Quando despertei vi em minha frente um sujeito baixo, com um abada do ultimo carnaval estufado pela barriguinha de chope, bermuda, chinela de dedo, cara redonda com papada a esconder-lhe o queixo e barba por fazer. Era o homem cujo apelido dava nome ao estabelecimento.

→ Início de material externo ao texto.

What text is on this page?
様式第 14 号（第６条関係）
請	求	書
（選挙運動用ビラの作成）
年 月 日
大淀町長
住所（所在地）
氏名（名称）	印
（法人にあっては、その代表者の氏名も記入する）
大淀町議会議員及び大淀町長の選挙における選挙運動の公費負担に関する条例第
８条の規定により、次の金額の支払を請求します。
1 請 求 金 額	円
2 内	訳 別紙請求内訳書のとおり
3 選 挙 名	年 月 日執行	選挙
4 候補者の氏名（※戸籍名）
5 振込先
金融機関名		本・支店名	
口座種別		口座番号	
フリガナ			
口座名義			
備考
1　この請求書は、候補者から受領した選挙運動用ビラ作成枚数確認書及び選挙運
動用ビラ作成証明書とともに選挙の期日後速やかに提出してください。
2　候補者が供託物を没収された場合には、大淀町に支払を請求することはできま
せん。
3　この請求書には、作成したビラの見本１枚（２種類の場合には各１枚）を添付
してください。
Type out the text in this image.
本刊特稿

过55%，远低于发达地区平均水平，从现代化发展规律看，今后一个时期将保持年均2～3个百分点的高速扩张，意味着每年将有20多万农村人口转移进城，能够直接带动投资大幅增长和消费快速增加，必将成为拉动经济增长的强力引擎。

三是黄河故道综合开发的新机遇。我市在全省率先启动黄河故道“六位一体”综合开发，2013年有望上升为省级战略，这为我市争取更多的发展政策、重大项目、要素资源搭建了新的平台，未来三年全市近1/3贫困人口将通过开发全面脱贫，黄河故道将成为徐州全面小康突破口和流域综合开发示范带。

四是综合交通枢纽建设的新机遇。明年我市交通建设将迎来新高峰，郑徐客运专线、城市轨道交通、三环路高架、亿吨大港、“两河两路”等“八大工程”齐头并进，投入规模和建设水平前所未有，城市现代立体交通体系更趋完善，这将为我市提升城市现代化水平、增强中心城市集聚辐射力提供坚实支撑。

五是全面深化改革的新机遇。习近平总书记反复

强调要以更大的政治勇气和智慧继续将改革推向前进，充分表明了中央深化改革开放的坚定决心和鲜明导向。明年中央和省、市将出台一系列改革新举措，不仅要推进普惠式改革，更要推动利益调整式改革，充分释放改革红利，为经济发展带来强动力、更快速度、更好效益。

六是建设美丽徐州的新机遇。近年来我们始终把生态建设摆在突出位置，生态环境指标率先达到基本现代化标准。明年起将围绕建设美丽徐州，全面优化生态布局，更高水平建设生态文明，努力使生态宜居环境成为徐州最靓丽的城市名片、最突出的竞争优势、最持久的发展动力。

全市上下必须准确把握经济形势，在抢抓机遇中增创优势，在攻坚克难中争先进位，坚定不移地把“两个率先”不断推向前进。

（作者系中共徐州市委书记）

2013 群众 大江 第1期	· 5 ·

Carioca era mesmo um apelido e não um adjetivo pátrio, afinal, descobrimos mais tarde que nascera na Bahia, e depois fez estágio em Rio Branco seguindo para o Rio onde se naturalizou e adquiriu o epíteto de Carioca. Não parando de sapear pelo Brasil morou também em São Paulo onde reproduziu-se, afirmou-nos seu filho presente no bar naquela noite: _Eu nasci em São Paulo. E agora estava em Minas em uma das mais conhecidas cidades do estado, terra de Tancredo Neves.

Após os “boa noites!” veio sem rodeios de braços abertos em nossa direção. Tocou-nos o ombro e com jeitinho de quem quer contar um segredo foi logo sentenciando: _Olha já estamos fechando, mas se for rápido da pra servir alguma coisa.

Argumentamos que nosso desejo era matar a fome e que para tanto podia ser algo rápido. Carioca nos apresentou seu cardápio impresso caseiro em folha sulfite. Com seu dedo gordo mostrou-nos o que não tinha. Depois de sua breve explanação restou-nos apenas a canjiquinha com costela de porco.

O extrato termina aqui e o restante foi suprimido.